Data come from interviews and observations of everyday life during prolonged lulls in exploration activity. Analysis will focus on how references to exploratory projects emerge in residents’ encounters with political leaders, geologists, and financial experts as each group speculates about delays and discusses other potential futures for regional landscapes.

Building on ethnographic engagements with Indigenous corporations and governance groups working to re-shape resource economies, the project also examines how Indigenous groups with diverse political and economic ambitions are working to frame these deferrals alongside longstanding sovereignty goals and other collective prerogatives.
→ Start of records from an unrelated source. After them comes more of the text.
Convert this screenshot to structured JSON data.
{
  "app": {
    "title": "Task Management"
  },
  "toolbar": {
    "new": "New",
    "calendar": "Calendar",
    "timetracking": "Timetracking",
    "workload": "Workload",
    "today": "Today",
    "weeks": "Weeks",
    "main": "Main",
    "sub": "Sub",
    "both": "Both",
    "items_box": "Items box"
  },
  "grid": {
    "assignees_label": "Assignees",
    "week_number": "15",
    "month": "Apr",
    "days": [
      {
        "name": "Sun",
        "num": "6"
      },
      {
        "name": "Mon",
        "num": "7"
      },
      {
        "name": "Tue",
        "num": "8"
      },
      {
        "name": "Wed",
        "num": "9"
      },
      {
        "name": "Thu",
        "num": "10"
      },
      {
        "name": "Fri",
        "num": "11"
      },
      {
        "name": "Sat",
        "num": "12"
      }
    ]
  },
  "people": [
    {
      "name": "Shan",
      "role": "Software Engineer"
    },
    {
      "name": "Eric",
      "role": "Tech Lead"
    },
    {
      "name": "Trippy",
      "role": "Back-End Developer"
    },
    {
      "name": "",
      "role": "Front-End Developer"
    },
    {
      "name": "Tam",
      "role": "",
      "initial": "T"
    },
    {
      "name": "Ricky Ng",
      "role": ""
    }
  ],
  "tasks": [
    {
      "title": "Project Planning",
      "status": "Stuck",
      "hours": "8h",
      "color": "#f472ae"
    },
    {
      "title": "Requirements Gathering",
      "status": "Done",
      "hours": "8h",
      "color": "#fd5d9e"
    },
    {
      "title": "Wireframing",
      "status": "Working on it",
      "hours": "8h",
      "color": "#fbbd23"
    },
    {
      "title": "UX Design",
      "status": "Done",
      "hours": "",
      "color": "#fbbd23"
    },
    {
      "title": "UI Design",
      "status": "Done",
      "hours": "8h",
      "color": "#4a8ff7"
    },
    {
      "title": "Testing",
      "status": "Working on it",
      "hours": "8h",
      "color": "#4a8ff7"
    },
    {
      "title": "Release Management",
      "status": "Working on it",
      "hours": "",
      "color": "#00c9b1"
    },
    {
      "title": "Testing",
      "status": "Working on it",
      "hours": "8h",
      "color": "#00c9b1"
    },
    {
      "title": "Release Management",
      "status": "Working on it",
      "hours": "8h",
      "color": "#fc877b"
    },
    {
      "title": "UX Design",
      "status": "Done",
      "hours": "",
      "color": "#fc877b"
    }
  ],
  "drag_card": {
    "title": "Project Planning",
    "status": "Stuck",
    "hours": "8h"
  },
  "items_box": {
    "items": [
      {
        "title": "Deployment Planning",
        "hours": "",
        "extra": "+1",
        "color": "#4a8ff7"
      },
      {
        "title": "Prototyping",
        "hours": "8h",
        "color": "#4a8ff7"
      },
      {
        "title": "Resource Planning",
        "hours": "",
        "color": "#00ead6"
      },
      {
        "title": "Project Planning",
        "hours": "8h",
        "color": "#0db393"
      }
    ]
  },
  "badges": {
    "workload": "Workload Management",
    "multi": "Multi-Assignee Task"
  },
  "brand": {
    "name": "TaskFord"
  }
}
Overall, the project explains how venture market-focused regulatory processes have changed the ways experts active in rural areas understand the ethical demands of their work, and how these processes affect residents’ sense of their own futures amid profound economic and ecological changes.

This project is jointly funded by Science and Technology Studies and Cultural Anthroplogy in the Directorate for Social, Behavioral and Economics.

This award reflects NSF's statutory mission and has been deemed worthy of support through evaluation using the Foundation's intellectual merit and broader impacts review criteria.